We plan to do just that, but at this stage most of it will be about the bad. There’s really not a lot of good in e-proxy yet to write about.
White mentioned the SEC’s new rules for shareholder forums only fleetingly, saying that in combination with the e-proxy rules they were part of the SEC’s moves to embrace technology. He said that, “hopefully”, they will “increase shareholders’ and companies ability to communicate with each other effectively.”
By the way, the final rule release for Shareholder Forums (PDF 734 KB) has now been posted on the SEC’s website. Just 35 pages, which is small by SEC standards, but still very complicated for rules that impact the entire shareholder population.
Hopefully, someone in the Office of Investor Education and Advocacy is right now working on a nice Do’s-and-Don’ts list for the average retail shareholder who might feel the need to mouth off about something on a forum.

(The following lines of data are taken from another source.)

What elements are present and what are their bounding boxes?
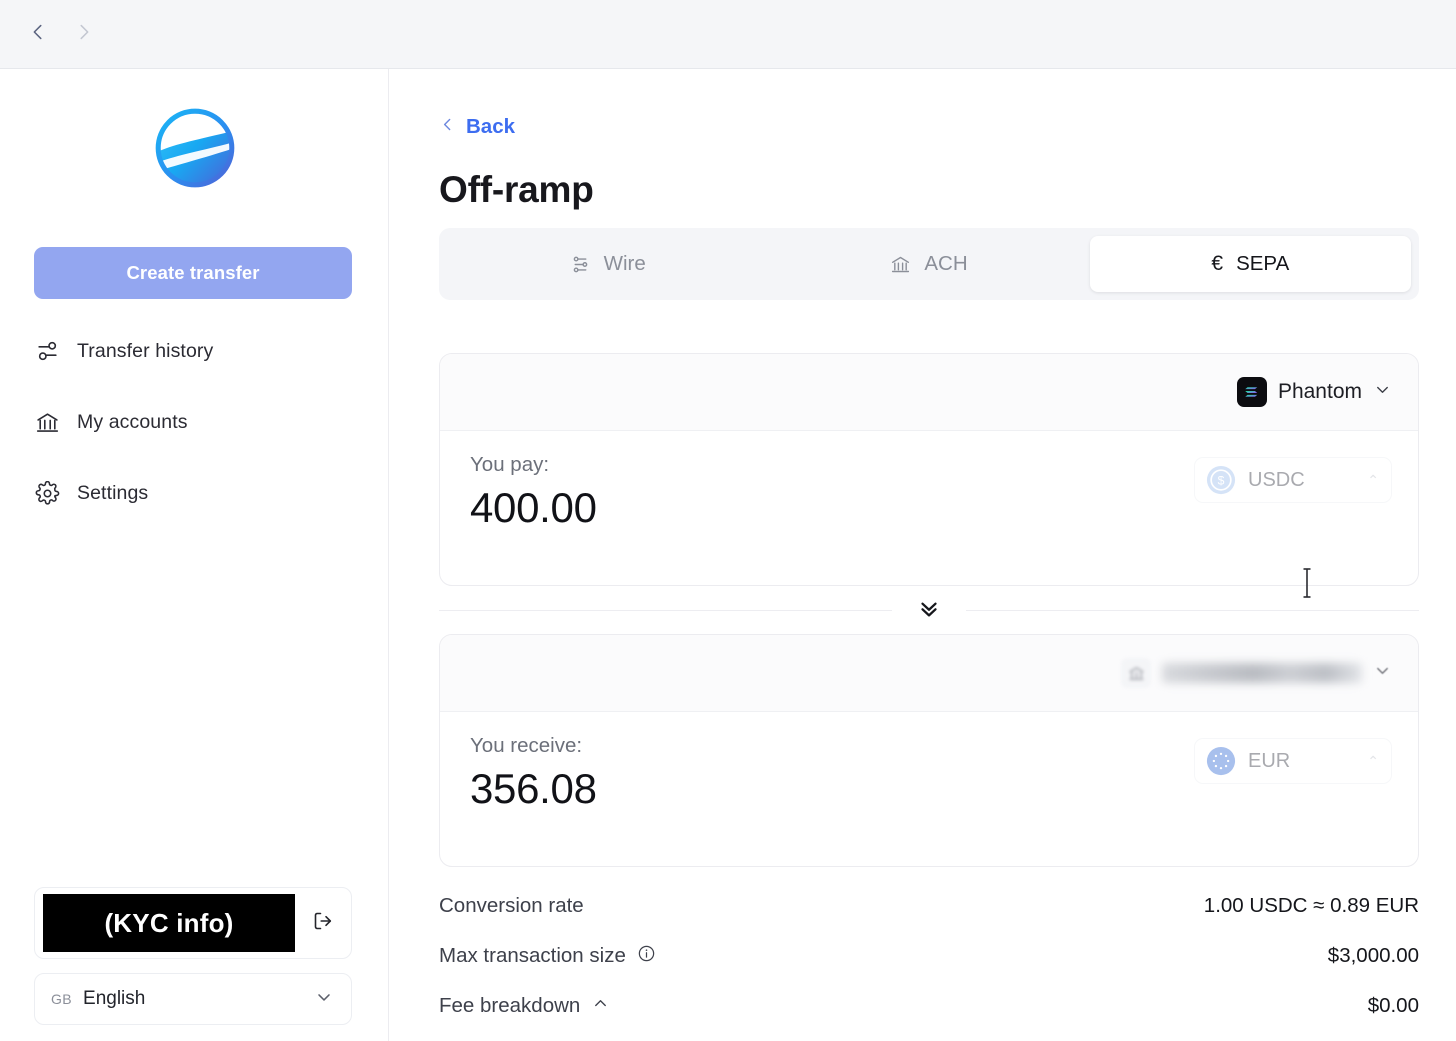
info-icon[interactable] (637, 944, 656, 968)
text-cursor (1301, 566, 1313, 600)
browser-back-button[interactable] (18, 14, 58, 54)
euro-coin-icon (1206, 746, 1236, 776)
chevron-right-icon (73, 21, 95, 48)
divider-line-left (439, 609, 892, 611)
double-chevron-down-icon (916, 595, 942, 626)
wire-transfer-icon (570, 254, 591, 275)
wallet-name: Phantom (1277, 380, 1362, 403)
chevron-left-icon (27, 21, 49, 48)
detail-row-fee-breakdown[interactable]: Fee breakdown $0.00 (439, 981, 1419, 1031)
chevron-left-icon (439, 116, 456, 138)
you-receive-card: You receive: 356.08 EUR ⌃ (439, 634, 1419, 867)
tab-label: ACH (924, 252, 968, 275)
swap-direction-divider (439, 586, 1419, 634)
transfer-history-icon (34, 338, 60, 364)
you-pay-card: Phantom You pay: 400.00 $ USDC ⌃ (439, 353, 1419, 586)
chevron-up-icon[interactable] (591, 994, 610, 1018)
main-content: Back Off-ramp Wire ACH € SEPA Phantom Yo… (389, 69, 1456, 1041)
detail-label: Fee breakdown (439, 994, 581, 1017)
browser-chrome (0, 0, 1456, 69)
sidebar: Create transfer Transfer history My acco… (0, 69, 389, 1041)
sidebar-item-label: Settings (77, 481, 149, 504)
swap-direction-button[interactable] (892, 595, 966, 626)
detail-value: $0.00 (1367, 994, 1419, 1017)
detail-label: Max transaction size (439, 944, 626, 967)
sidebar-footer: (KYC info) GB English (34, 887, 352, 1025)
bank-account-name-redacted (1162, 663, 1362, 683)
bank-icon (890, 254, 911, 275)
tab-sepa[interactable]: € SEPA (1089, 236, 1411, 292)
sidebar-item-transfer-history[interactable]: Transfer history (34, 327, 352, 375)
chevron-down-icon (1373, 661, 1392, 685)
language-select[interactable]: GB English (34, 973, 352, 1025)
chevron-updown-icon: ⌃ (1367, 471, 1379, 488)
bank-icon (34, 409, 60, 435)
sidebar-item-label: My accounts (77, 410, 188, 433)
transfer-method-tabs: Wire ACH € SEPA (439, 228, 1419, 300)
language-label: English (83, 988, 146, 1009)
receive-currency-selector[interactable]: EUR ⌃ (1194, 738, 1392, 784)
back-button[interactable]: Back (439, 115, 515, 139)
detail-row-conversion-rate: Conversion rate 1.00 USDC ≈ 0.89 EUR (439, 881, 1419, 931)
sidebar-item-my-accounts[interactable]: My accounts (34, 398, 352, 446)
detail-label: Conversion rate (439, 894, 584, 917)
you-receive-body: You receive: 356.08 EUR ⌃ (440, 712, 1418, 866)
kyc-info-redacted-label: (KYC info) (43, 894, 295, 952)
detail-value: $3,000.00 (1327, 944, 1419, 967)
bank-icon (1121, 658, 1151, 688)
euro-icon: € (1211, 252, 1224, 275)
logout-icon (311, 909, 335, 938)
app-body: Create transfer Transfer history My acco… (0, 69, 1456, 1041)
tab-label: SEPA (1236, 252, 1290, 275)
page-title: Off-ramp (439, 169, 594, 210)
sidebar-nav: Transfer history My accounts Settings (34, 327, 352, 540)
receive-currency-label: EUR (1248, 749, 1291, 772)
chevron-down-icon (1373, 380, 1392, 404)
you-pay-body: You pay: 400.00 $ USDC ⌃ (440, 431, 1418, 585)
bank-account-selector-header (440, 635, 1418, 712)
app-logo-icon (155, 108, 234, 188)
wallet-selector-header: Phantom (440, 354, 1418, 431)
svg-text:$: $ (1218, 474, 1225, 488)
tab-ach[interactable]: ACH (768, 236, 1089, 292)
usdc-coin-icon: $ (1206, 465, 1236, 495)
gear-icon (34, 480, 60, 506)
pay-currency-label: USDC (1248, 468, 1305, 491)
language-country-code: GB (51, 991, 73, 1007)
tab-label: Wire (603, 252, 646, 275)
sidebar-item-settings[interactable]: Settings (34, 469, 352, 517)
brand-logo (0, 102, 389, 194)
pay-currency-selector[interactable]: $ USDC ⌃ (1194, 457, 1392, 503)
logout-button[interactable] (295, 888, 351, 958)
bank-account-selector[interactable] (1121, 658, 1392, 688)
phantom-wallet-icon (1236, 377, 1267, 407)
detail-row-max-transaction-size: Max transaction size $3,000.00 (439, 931, 1419, 981)
chevron-down-icon (314, 987, 334, 1012)
transfer-details: Conversion rate 1.00 USDC ≈ 0.89 EUR Max… (439, 881, 1419, 1031)
back-label: Back (466, 115, 516, 138)
browser-forward-button[interactable] (64, 14, 104, 54)
tab-wire[interactable]: Wire (447, 236, 768, 292)
chevron-updown-icon: ⌃ (1367, 752, 1379, 769)
create-transfer-button[interactable]: Create transfer (34, 247, 352, 299)
divider-line-right (966, 609, 1419, 611)
detail-value: 1.00 USDC ≈ 0.89 EUR (1203, 894, 1419, 917)
kyc-info-row[interactable]: (KYC info) (34, 887, 352, 959)
wallet-selector[interactable]: Phantom (1236, 377, 1392, 407)
sidebar-item-label: Transfer history (77, 339, 214, 362)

P.S. I forgot to mention that John White also said the Division of Corporation Finance will be updating and improving the organization of its website. That qualifies as a “Web initiative,” too.
P.P.S. Yes, I’d love to write about what regulators in other countries are doing related to the Web, but most follow the SEC’s lead. I’m sorry, no, those AIM rule 26 requirements are not worth writing about, beyond to say that they’re misguided, and the feeding frenzy by the website builders has been sickening to watch.